Вагонный коридор швыряло из стороны в сторону. Он казался бесконечным. За шеренгой лакированных, плотно задвинутых дверей спали пассажиры. Мягкие рессоры глушили вагон. Он походил на великолепно взбитую чугунную перину.
Всего приятнее колыхались края пуховика, и, чем-то напоминая катанье яиц на Пасху, по коридору в сапогах и шароварах, в круглой шапке и со свистком на ремешке катился толстый обер-кондуктор. Ему было жарко в зимней обмундировке, и в ее облегченье он поправлял на ходу строгое пенсне. Оно поражало своей мелкотой среди крупных капель пота, слезивших сплошь его лицо, точно свежий срез мещерского сыра. В вагоне другого какого-нибудь класса, заметив Сережину позу, он бы обязательно взял пассажира за талию или другим каким-нибудь манером вывел бы из самозабвенья. Сережа дремал, положив локти на борт опущенного окошка. Он дремал и просыпался, зевал, восхищался видами и тер глаза. Он высовывался из окна и горланил мотивы, которые в свое время игрывала Арильд, и никто не слышал, как он их орал.
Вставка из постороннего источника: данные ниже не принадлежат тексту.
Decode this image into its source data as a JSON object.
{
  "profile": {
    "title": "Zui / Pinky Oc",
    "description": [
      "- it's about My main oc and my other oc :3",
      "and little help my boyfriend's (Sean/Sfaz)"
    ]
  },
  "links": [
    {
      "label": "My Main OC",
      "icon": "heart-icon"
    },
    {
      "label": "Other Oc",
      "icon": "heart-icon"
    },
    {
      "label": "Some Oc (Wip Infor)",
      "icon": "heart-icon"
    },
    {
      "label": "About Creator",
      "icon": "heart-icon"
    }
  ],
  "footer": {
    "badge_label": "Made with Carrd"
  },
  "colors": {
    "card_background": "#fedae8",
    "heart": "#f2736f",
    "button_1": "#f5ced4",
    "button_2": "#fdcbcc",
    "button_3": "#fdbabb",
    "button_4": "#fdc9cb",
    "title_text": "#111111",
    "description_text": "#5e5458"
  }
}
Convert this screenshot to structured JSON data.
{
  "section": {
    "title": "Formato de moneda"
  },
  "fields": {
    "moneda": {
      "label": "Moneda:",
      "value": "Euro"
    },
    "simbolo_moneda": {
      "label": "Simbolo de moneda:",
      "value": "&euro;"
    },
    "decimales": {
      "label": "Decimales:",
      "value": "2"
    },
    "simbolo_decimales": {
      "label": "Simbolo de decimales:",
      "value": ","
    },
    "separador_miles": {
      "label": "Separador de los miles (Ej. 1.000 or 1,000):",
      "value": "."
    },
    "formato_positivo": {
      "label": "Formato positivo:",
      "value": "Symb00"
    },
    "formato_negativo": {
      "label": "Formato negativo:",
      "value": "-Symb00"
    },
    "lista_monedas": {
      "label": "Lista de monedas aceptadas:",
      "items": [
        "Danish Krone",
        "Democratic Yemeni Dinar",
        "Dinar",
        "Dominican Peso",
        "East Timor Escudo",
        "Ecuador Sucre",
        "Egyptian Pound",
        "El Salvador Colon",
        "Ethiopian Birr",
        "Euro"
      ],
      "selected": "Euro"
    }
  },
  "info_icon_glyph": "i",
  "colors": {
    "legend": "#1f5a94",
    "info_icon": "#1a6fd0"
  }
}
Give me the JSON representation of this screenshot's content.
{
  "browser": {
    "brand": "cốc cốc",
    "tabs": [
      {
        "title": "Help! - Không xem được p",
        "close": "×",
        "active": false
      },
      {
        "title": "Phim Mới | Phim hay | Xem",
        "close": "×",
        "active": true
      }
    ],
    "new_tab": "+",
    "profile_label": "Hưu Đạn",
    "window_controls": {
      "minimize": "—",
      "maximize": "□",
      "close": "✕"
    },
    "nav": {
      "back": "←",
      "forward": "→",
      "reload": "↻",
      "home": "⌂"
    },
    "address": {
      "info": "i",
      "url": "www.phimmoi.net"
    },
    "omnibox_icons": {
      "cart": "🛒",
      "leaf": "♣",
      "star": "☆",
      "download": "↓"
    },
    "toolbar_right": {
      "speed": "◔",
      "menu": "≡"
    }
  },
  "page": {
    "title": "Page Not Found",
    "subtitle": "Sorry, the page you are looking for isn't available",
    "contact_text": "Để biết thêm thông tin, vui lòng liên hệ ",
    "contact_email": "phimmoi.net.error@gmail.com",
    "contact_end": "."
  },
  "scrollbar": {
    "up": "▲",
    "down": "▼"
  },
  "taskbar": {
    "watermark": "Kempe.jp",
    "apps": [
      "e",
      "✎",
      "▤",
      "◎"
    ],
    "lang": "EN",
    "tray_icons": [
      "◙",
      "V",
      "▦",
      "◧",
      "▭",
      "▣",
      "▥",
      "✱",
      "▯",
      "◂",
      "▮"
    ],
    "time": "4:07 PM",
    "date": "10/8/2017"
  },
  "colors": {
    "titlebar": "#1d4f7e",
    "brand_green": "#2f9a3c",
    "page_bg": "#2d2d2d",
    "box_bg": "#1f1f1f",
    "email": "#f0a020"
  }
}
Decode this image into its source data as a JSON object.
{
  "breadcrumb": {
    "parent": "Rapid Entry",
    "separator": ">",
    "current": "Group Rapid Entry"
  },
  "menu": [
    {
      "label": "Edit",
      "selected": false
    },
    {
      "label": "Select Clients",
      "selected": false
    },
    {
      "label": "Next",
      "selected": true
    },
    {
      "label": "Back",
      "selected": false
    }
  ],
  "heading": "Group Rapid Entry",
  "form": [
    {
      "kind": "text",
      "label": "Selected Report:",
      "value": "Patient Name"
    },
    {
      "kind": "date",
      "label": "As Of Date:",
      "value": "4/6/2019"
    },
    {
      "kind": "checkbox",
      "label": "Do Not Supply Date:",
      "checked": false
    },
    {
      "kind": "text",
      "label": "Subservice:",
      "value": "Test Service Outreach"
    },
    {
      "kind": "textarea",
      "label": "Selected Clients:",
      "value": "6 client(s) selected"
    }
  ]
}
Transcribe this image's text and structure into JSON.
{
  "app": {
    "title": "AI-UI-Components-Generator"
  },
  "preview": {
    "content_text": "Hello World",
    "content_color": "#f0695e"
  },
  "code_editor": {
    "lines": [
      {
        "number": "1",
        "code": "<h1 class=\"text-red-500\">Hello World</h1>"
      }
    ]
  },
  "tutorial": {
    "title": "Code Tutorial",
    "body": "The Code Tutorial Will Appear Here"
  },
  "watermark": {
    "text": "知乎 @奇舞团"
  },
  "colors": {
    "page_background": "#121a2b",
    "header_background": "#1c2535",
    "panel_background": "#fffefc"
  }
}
Когда поезд с закруглений выходил на прямую, коридором завладевал стройный, неподвижный сквозняк. Всласть набегавшись и нагоготавшись, дикие двери тамбуров и уборных вытягивали крылья, и под гул возраставшей скорости было удивительно чувствовать, что ты не то чтобы на тяге, а попросту сам в числе тянущей птицы, с бравурой Шумана в душе.